Risky research is what fuels scientific progress. Basic, early-stage research, for example, often leads nowhere, but without it scientific research as a whole couldn’t exist. Neglecting it would be putting the cart before the horse. You can’t figure out how to cure cancer until you know how it works, right? But because basic research is preliminary and risky by nature, it often gets put on the back burner in favor of development of existing therapies.
Every year, private donors are stepping up to the plate to give even more much-needed support to early-stage, investigative research. They can lend a hand to younger, greener scientists with too few notches on their belt.
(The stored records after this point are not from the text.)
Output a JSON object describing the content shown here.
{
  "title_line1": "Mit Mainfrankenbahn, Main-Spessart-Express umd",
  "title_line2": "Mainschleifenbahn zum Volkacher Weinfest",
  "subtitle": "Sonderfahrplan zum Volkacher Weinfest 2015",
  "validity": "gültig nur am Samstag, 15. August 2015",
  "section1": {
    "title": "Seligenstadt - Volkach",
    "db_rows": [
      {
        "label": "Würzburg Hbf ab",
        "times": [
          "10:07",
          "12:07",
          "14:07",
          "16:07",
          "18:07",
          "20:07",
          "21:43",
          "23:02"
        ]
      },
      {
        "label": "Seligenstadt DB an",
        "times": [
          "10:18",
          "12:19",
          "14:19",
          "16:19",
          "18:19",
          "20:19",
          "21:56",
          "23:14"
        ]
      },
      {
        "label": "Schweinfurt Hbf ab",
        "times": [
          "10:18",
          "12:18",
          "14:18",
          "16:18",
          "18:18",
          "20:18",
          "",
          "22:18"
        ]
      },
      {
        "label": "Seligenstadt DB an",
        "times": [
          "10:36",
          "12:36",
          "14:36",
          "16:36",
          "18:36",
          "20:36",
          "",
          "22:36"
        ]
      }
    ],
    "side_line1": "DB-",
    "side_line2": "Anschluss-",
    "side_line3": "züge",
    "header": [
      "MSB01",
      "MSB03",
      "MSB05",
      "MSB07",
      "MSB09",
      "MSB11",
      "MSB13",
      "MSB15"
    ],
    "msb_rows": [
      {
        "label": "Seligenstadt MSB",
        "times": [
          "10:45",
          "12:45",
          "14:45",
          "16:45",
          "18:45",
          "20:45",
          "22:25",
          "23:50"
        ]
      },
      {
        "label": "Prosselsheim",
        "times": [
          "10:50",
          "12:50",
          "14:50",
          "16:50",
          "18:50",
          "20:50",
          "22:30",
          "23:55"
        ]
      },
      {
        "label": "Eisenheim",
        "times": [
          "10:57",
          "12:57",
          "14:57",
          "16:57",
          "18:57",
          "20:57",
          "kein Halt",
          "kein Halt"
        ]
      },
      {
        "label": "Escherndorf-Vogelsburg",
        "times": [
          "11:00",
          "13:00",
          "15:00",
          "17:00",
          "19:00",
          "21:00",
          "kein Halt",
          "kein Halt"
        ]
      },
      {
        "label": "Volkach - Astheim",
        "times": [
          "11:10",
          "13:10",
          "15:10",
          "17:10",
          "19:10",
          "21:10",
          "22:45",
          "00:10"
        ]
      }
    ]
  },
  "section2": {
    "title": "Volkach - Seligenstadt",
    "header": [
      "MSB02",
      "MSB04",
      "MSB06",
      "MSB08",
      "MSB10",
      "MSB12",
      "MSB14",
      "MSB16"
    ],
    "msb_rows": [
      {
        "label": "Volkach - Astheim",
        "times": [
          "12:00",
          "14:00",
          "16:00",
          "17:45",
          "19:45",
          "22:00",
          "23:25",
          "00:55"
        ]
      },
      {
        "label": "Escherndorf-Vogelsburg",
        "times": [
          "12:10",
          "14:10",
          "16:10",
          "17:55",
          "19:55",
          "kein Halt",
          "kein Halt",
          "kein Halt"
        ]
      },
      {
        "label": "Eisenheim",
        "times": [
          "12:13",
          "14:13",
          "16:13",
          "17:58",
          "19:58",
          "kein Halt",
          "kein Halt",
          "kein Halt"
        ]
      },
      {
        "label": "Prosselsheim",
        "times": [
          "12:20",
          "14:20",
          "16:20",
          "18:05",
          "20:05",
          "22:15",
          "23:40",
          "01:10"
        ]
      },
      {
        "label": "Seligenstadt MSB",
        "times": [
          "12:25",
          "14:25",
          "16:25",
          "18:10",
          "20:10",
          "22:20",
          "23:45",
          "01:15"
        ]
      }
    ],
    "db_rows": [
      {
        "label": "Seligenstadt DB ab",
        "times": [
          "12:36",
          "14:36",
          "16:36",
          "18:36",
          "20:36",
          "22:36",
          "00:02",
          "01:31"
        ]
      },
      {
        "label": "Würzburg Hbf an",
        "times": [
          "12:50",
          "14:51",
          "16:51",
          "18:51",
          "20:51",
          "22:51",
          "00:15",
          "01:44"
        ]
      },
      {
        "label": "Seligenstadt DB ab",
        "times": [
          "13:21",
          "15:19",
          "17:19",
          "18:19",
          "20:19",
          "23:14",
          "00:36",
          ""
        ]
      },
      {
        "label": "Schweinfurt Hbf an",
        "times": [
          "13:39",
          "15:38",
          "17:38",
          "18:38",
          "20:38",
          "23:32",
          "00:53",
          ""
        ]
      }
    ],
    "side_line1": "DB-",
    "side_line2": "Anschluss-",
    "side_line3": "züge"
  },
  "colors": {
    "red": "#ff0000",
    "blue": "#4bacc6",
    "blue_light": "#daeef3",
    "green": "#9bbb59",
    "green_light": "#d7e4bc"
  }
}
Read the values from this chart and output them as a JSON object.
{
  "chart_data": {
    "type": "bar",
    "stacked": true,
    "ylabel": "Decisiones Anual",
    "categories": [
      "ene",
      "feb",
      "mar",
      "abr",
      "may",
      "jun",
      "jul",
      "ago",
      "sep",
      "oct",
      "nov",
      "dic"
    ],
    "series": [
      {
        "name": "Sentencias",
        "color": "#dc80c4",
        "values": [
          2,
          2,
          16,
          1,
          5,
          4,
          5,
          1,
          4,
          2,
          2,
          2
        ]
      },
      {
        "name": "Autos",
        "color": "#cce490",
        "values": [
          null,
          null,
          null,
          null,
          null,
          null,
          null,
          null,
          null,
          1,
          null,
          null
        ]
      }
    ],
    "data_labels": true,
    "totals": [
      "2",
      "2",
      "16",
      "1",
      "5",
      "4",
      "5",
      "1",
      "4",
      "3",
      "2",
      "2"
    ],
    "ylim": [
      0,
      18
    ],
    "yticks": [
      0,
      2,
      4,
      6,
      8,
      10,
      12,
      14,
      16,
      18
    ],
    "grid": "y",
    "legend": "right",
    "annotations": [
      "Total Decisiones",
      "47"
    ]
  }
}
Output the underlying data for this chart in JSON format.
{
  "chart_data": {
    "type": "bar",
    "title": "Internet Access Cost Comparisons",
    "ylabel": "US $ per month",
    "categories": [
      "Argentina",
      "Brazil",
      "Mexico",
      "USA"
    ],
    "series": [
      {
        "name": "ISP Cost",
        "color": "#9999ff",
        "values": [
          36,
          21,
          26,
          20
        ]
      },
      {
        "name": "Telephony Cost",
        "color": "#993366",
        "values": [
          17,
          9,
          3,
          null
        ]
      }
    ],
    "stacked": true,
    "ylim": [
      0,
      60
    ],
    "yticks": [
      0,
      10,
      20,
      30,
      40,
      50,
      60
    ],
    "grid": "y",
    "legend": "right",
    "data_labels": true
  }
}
Most of all, they can allow scientists to get back to their creative roots. To ask real, heavy-hitting questions. To explore.
Philanthropy, at its core a form of civic engagement, also brings an oft-forgotten human element to scientific research. Earlier this year, Bill Gates revealed a personal component to his $100 million donation to dementia research in 2017: his father, Bill Gates Sr., suffers from Alzheimer’s, the devastating disease that affects approximately 5.5 million Americans and nearly 44 million people worldwide.
In the seemingly cold, calculating, cutthroat world that is scientific research, donors – some of whom have deep personal connections to the research they support – remind us that ultimately, science is about people. In the words of the late, great Fred Rogers: “When I was a boy and I would see scary things in the news, my mother would say to me, “Look for the helpers. You will always find people who are helping.” To this day, especially in times of “disaster,” I remember my mother’s words and I am always comforted by realizing that there are still so many helpers – so many caring people in this world.”